Historias absurdas


Imaginemos una bienal de fotografía en una ciudad del sur de Inglaterra, Brighton. Imaginemos que deciden "comisionar" a tres fotógrafos de prestigio para que fabriquen una visión original de la ciudad con la que enriquecer la edición de este año. Imaginemos que el mas famoso, un americano, llega a Heathrow con sus herramientas y le cuenta sus planes al funcionario de aduanas. Imaginemos, y esto lo entenderá perfectamente cualquiera que haya cruzado la frontera inglesa, que el susodicho funcionario le explica con cara solemne que no tiene permiso de trabajo y que si le sorprenden sosteniendo una cámara en territorio inglés le pueden caer hasta cuatro años de cárcel...

¿Qué hace el fotógrafo? Si es Alec Soth, aprovechando que viaja con la familia, le pasa la cámara a su hija de siete años, Carmen...

Y resulta que las fotos son buenas, el trabajo se expone y se publica en un libro, y el orgulloso papá cuenta que que es fascinante trabajar con su hija: Los niños no están ahogados en clichés. Piensan que es tan interesante fotografiar basura como fotografiar una puesta de sol, o el cordón de terciopelo de un m useo en vez del museo que hay detrás. Ella tiene un estilo muy libre de encuadrar. Mi cabeza esta llena de clichés matizados. Puede que subconscientemente esté influido por William Eggleston, pero ella no tiene esas referencias. Por supuesto, como profesional no puedes volver a la época en que no las tenías. Yo personalmente desearía tener esa cualidad otra vez. Trabajar con Carmen me ha hecho recordar que la mejor fotografía es la vernacular.

Martin Parr, que es el comisario invitado y la estrella de esta bienal, editó las 2.000 fotografías que hizo la niña y prueban según él, que la fotografía es la mas democrática de todas las artes. Podemos imaginar como se sintió cuando Soth le contó que el trabajo lo haría su hija.. Ahora piensa que fue una idea brillante. Le enseñó a sus estudiantes las fotos sin decirles quien era el autor y les impresionaron, aunque uno señaló que estaban todas tomadas con una perspectiva muy baja.

The Guardian titula el cuento El genio detrás de la última exposición de Alec Soth y como era de esperar, Carmen le ha robado toda la atención a los otros dos fotógrafos invitados, nada menos que Rinko Kawauchi y Stephen Gill. Ella solo se queja de lo mucho que llovió y de lo que pesa una cámara cuando la llevas colgada al cuello todo el día. Preguntada por el efecto que le hace ver un cuarto lleno de genet que mira sus fotos contesta: Si no pienso en que otros chicos mayores las van a ver, estoy bien. Los adolescentes dan miedo.

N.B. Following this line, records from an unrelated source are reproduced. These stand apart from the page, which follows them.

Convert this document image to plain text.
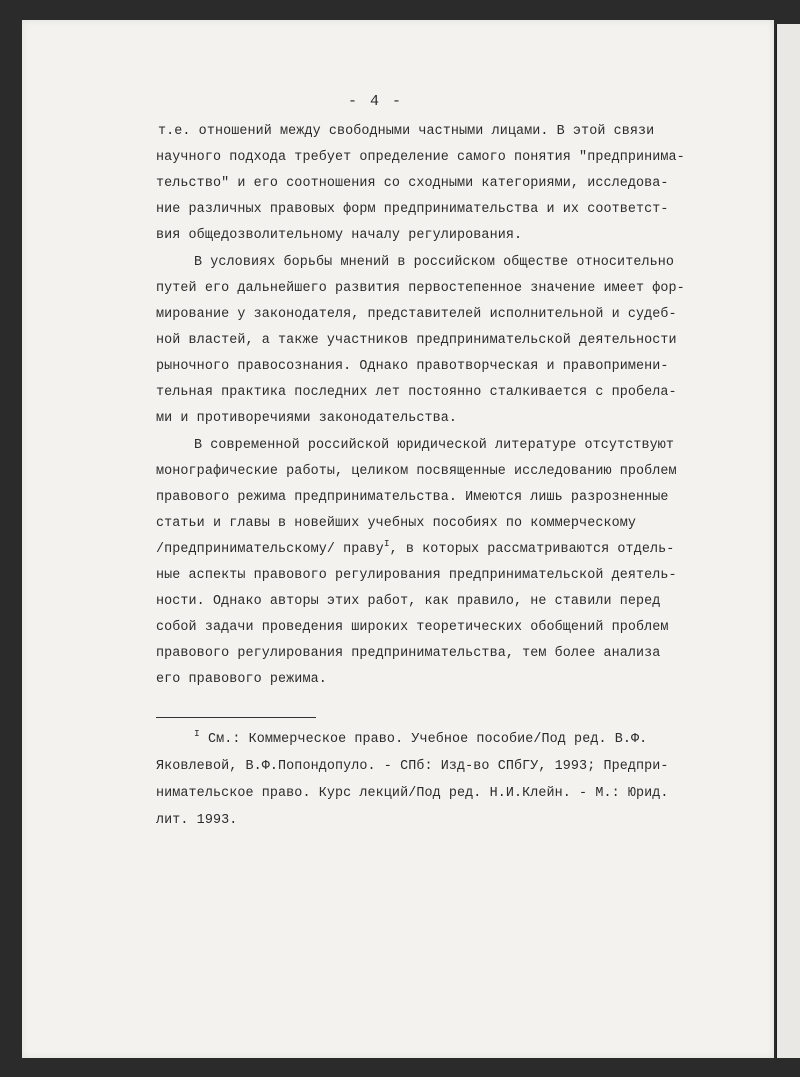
- 4 -
т.е. отношений между свободными частными лицами. В этой связи
научного подхода требует определение самого понятия "предпринима-
тельство" и его соотношения со сходными категориями, исследова-
ние различных правовых форм предпринимательства и их соответст-
вия общедозволительному началу регулирования.
В условиях борьбы мнений в российском обществе относительно
путей его дальнейшего развития первостепенное значение имеет фор-
мирование у законодателя, представителей исполнительной и судеб-
ной властей, а также участников предпринимательской деятельности
рыночного правосознания. Однако правотворческая и правопримени-
тельная практика последних лет постоянно сталкивается с пробела-
ми и противоречиями законодательства.
В современной российской юридической литературе отсутствуют
монографические работы, целиком посвященные исследованию проблем
правового режима предпринимательства. Имеются лишь разрозненные
статьи и главы в новейших учебных пособиях по коммерческому
/предпринимательскому/ праву$^I$, в которых рассматриваются отдель-
ные аспекты правового регулирования предпринимательской деятель-
ности. Однако авторы этих работ, как правило, не ставили перед
собой задачи проведения широких теоретических обобщений проблем
правового регулирования предпринимательства, тем более анализа
его правового режима.
$^I$ См.: Коммерческое право. Учебное пособие/Под ред. В.Ф.
Яковлевой, В.Ф.Попондопуло. - СПб: Изд-во СПбГУ, 1993; Предпри-
нимательское право. Курс лекций/Под ред. Н.И.Клейн. - М.: Юрид.
лит. 1993.
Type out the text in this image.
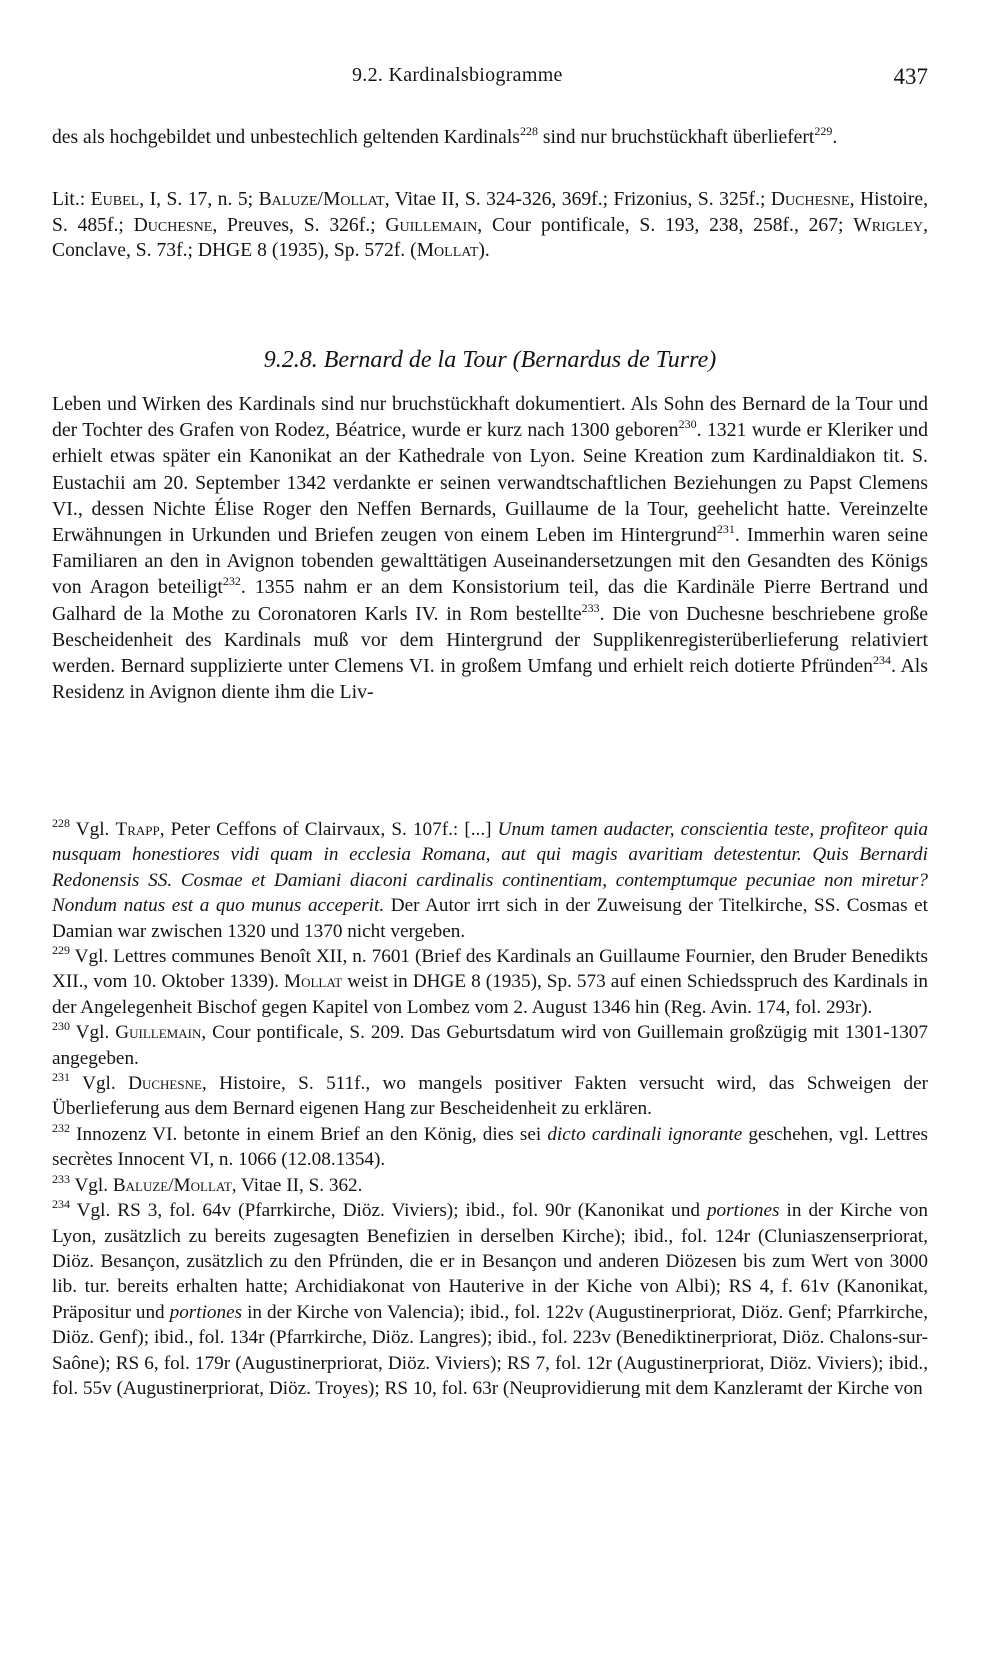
9.2. Kardinalsbiogramme	437
des als hochgebildet und unbestechlich geltenden Kardinals$^{228}$ sind nur bruchstückhaft überliefert$^{229}$.
Lit.: Eubel, I, S. 17, n. 5; Baluze/Mollat, Vitae II, S. 324-326, 369f.; Frizonius, S. 325f.; Duchesne, Histoire, S. 485f.; Duchesne, Preuves, S. 326f.; Guillemain, Cour pontificale, S. 193, 238, 258f., 267; Wrigley, Conclave, S. 73f.; DHGE 8 (1935), Sp. 572f. (Mollat).
9.2.8. Bernard de la Tour (Bernardus de Turre)
Leben und Wirken des Kardinals sind nur bruchstückhaft dokumentiert. Als Sohn des Bernard de la Tour und der Tochter des Grafen von Rodez, Béatrice, wurde er kurz nach 1300 geboren$^{230}$. 1321 wurde er Kleriker und erhielt etwas später ein Kanonikat an der Kathedrale von Lyon. Seine Kreation zum Kardinaldiakon tit. S. Eustachii am 20. September 1342 verdankte er seinen verwandtschaftlichen Beziehungen zu Papst Clemens VI., dessen Nichte Élise Roger den Neffen Bernards, Guillaume de la Tour, geehelicht hatte. Vereinzelte Erwähnungen in Urkunden und Briefen zeugen von einem Leben im Hintergrund$^{231}$. Immerhin waren seine Familiaren an den in Avignon tobenden gewalttätigen Auseinandersetzungen mit den Gesandten des Königs von Aragon beteiligt$^{232}$. 1355 nahm er an dem Konsistorium teil, das die Kardinäle Pierre Bertrand und Galhard de la Mothe zu Coronatoren Karls IV. in Rom bestellte$^{233}$. Die von Duchesne beschriebene große Bescheidenheit des Kardinals muß vor dem Hintergrund der Supplikenregisterüberlieferung relativiert werden. Bernard supplizierte unter Clemens VI. in großem Umfang und erhielt reich dotierte Pfründen$^{234}$. Als Residenz in Avignon diente ihm die Liv-

$^{228}$ Vgl. Trapp, Peter Ceffons of Clairvaux, S. 107f.: [...] Unum tamen audacter, conscientia teste, profiteor quia nusquam honestiores vidi quam in ecclesia Romana, aut qui magis avaritiam detestentur. Quis Bernardi Redonensis SS. Cosmae et Damiani diaconi cardinalis continentiam, contemptumque pecuniae non miretur? Nondum natus est a quo munus acceperit. Der Autor irrt sich in der Zuweisung der Titelkirche, SS. Cosmas et Damian war zwischen 1320 und 1370 nicht vergeben.

$^{229}$ Vgl. Lettres communes Benoît XII, n. 7601 (Brief des Kardinals an Guillaume Fournier, den Bruder Benedikts XII., vom 10. Oktober 1339). Mollat weist in DHGE 8 (1935), Sp. 573 auf einen Schiedsspruch des Kardinals in der Angelegenheit Bischof gegen Kapitel von Lombez vom 2. August 1346 hin (Reg. Avin. 174, fol. 293r).

$^{230}$ Vgl. Guillemain, Cour pontificale, S. 209. Das Geburtsdatum wird von Guillemain großzügig mit 1301-1307 angegeben.

$^{231}$ Vgl. Duchesne, Histoire, S. 511f., wo mangels positiver Fakten versucht wird, das Schweigen der Überlieferung aus dem Bernard eigenen Hang zur Bescheidenheit zu erklären.

$^{232}$ Innozenz VI. betonte in einem Brief an den König, dies sei dicto cardinali ignorante geschehen, vgl. Lettres secrètes Innocent VI, n. 1066 (12.08.1354).

$^{233}$ Vgl. Baluze/Mollat, Vitae II, S. 362.

$^{234}$ Vgl. RS 3, fol. 64v (Pfarrkirche, Diöz. Viviers); ibid., fol. 90r (Kanonikat und portiones in der Kirche von Lyon, zusätzlich zu bereits zugesagten Benefizien in derselben Kirche); ibid., fol. 124r (Cluniaszenserpriorat, Diöz. Besançon, zusätzlich zu den Pfründen, die er in Besançon und anderen Diözesen bis zum Wert von 3000 lib. tur. bereits erhalten hatte; Archidiakonat von Hauterive in der Kiche von Albi); RS 4, f. 61v (Kanonikat, Präpositur und portiones in der Kirche von Valencia); ibid., fol. 122v (Augustinerpriorat, Diöz. Genf; Pfarrkirche, Diöz. Genf); ibid., fol. 134r (Pfarrkirche, Diöz. Langres); ibid., fol. 223v (Benediktinerpriorat, Diöz. Chalons-sur-Saône); RS 6, fol. 179r (Augustinerpriorat, Diöz. Viviers); RS 7, fol. 12r (Augustinerpriorat, Diöz. Viviers); ibid., fol. 55v (Augustinerpriorat, Diöz. Troyes); RS 10, fol. 63r (Neuprovidierung mit dem Kanzleramt der Kirche von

El peligro ahora es que el funcionario de aduanas después de leer todo esto, decida denunciar a Soth por explotación infantil...

2 comentarios:

juanjofdez dijo...

increible. Lo comparto en facebook.
Un abrazo

Jose Rojas dijo...

¿A que va a ser mi hija la que me saque de pobre? Yo por si las moscas, en cuanto ella sea capaz de agarrar una cámara, lo pruebo.
Lo mismo lo de Soth se lleva en los genes y su hija solo estaba esperando que le dieran una cámara para tirarse la vacilada,je,je,je.

Por cierto, manda narices lo del amable señor de la aduana. Ahora va a resultar que, por poner un ejemplo, todos los fotógrafos de viaje van a tener que pedir permisos de trabajo para cada país al que vayan a hacer fotos. ¡Lo que nos quedaba!